Terminei de ler há pouco “Marighella: o guerrilheiro que
incendiou o mundo”, do jornalista Mário Magalhães. Em suas 588 páginas a obra
traça um panorama da política brasileira a partir dos primórdios do século 20,
sob a ótica de determinados setores da esquerda. Marighella teve papel
fundamental nesta trajetória, passando pelo aceno fascista do Estado Novo até
os anos de chumbo da ditadura militar.
Não é um livro tendencioso, defeito facilmente encontrado em
obras que abarcam o conflito entre a esquerda, a direita e a miríade de
posicionamentos intermediários que se acomodam em meio as duas visões de mundo.
Magalhães constrói a volta do comunista baiano os fatos capitais que nortearam a
esquerda brasileira e a política do país desde seu nascimento, em Salvador, em
5 de dezembro de 1911, até sua morte, em 4 de novembro de 1969, em uma tocaia
da repressão na Alameda Casa Branca, uma rua próxima ao centro da cidade de São
Paulo.
Entre os muitos momentos memoráveis da obra, um me emocionou
especialmente, talvez por envolver minha profissão, o Jornalismo. Vivemos uma
época na qual o cinismo tomou o lugar do idealismo e onde sacrifícios pessoais
em prol de uma causa – seja ela qual for – são facilmente enredados no rol dos
desajustes mentais. No entanto, há pessoas para quem uma ideia vale mais do que
a própria vida. É o caso do jornalista Hermínio Sacchetta, ex-dirigente do PCB,
que Marighella confrontara em São Paulo na década de 30, quando stalinistas e trotskistas
se digladiavam mundo afora.
Em 1969, recém-entrado na casa dos sessenta, Sacchetta
dirigia a redação do vespertino paulista Diário da Noite. Em sigilo editava
Bandeira Vermelha, órgão do minúsculo Movimento Comunista Internacionalista, de
orientação trotskista.
Em agosto de 1969 Sacchetta foi procurado por Joaquim Câmara
Ferreira, ex-pecebista que, com Marighella, dividia o comando da Ação
Libertadora Nacional (ALN), a organização que Marighella criou ao romper com
Prestes e o PCB na busca por ação direta contra a ditadura. Câmara Ferreira,
que na década de 30 havia sido escalado pelo PCB para assassinar Sacchetta
(missão que ele abortou em nome da velha amizade e da decência), tinha uma
proposta ao companheiro trotskista.
Sacchetta deveria furar o cerco da censura, publicando no
Diário da Noite um comunicado que a ALN irradiaria em um golpe contra a Rádio
Nacional, que não era pública como a xará carioca, mas pertencente às
Organizações Globo.
O plano era ousado. Um grupo de guerrilheiros invadiria os
transmissores da rádio em Piraporinha, Diadema, e transmitiria um comunicado contra
a ditadura. O sinal da emissora alcançaria 600 quilômetros e atingiria um
público que, no interior paulista, alcançava 80% dos aparelhos de rádio.
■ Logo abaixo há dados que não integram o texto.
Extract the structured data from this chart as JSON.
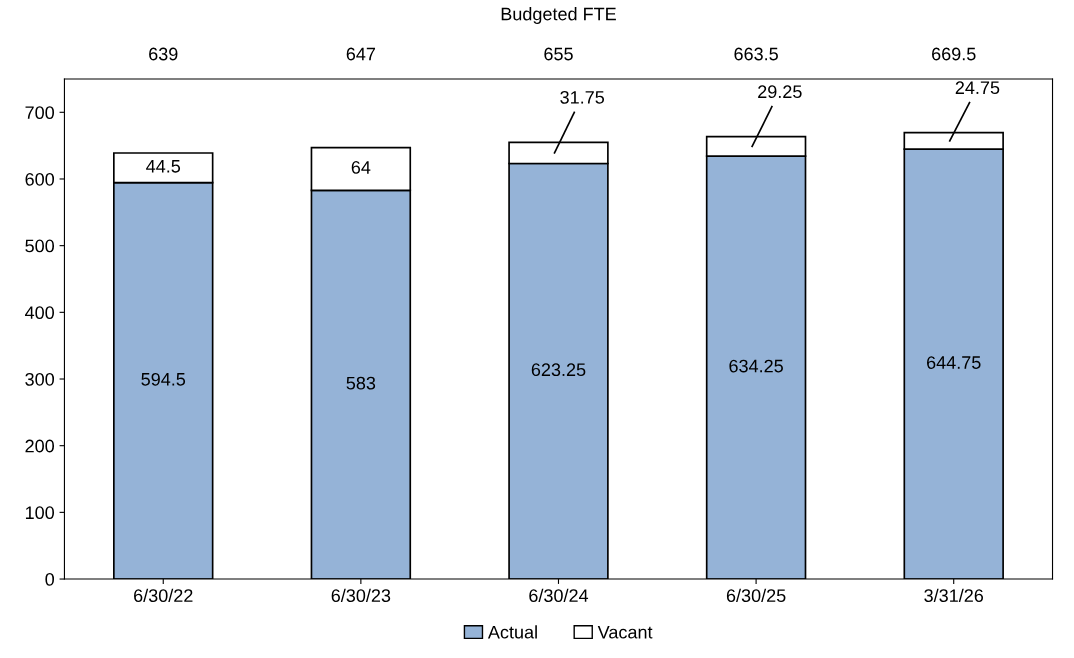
{
  "chart_data": {
    "type": "bar",
    "title": "Budgeted FTE",
    "stacked": true,
    "categories": [
      "6/30/22",
      "6/30/23",
      "6/30/24",
      "6/30/25",
      "3/31/26"
    ],
    "series": [
      {
        "name": "Actual",
        "color": "#95b3d7",
        "values": [
          594.5,
          583,
          623.25,
          634.25,
          644.75
        ]
      },
      {
        "name": "Vacant",
        "color": "#ffffff",
        "values": [
          44.5,
          64,
          31.75,
          29.25,
          24.75
        ]
      }
    ],
    "annotations": [
      "639",
      "647",
      "655",
      "663.5",
      "669.5"
    ],
    "data_labels": true,
    "ylim": [
      0,
      750
    ],
    "yticks": [
      0,
      100,
      200,
      300,
      400,
      500,
      600,
      700
    ],
    "grid": false,
    "legend": "bottom"
  }
}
Sacchetta topou, mesmo sabendo que, na melhor das hipóteses,
sobraria ao menos para ele.
A ação ocorreu no dia 15 de agosto, e foi um sucesso estrondoso.
Na redação do Diário da Noite, Sacchetta simulava cara de
espanto diante da notícia. Ele mudou a segunda edição, imprimiu a íntegra da proclamação
da ALN e determinou o aumento da tiragem. Ao se deparar logo após o meio-dia
com o Diário da Noite nas bancas, antes que os leitores devorassem os exemplares
e a polícia recolhesse os restantes, seu filho, o hoje historiador Vladimir Sacchetta
lhe telefonou:
“Você ficou louco?”
Serenamente, o pai respondeu que aguardava os policiais para ser preso. Vladimir correu à casa e limpou as gavetas de Sacchettar. O jornalista amargou duas semanas em cana, foi demitido em seguida e penou cinco anos sem emprego, barrado em todos os jornais. Acertara na mosca: no calor da hora, pagou sozinho pela audácia de que jamais se arrependeu.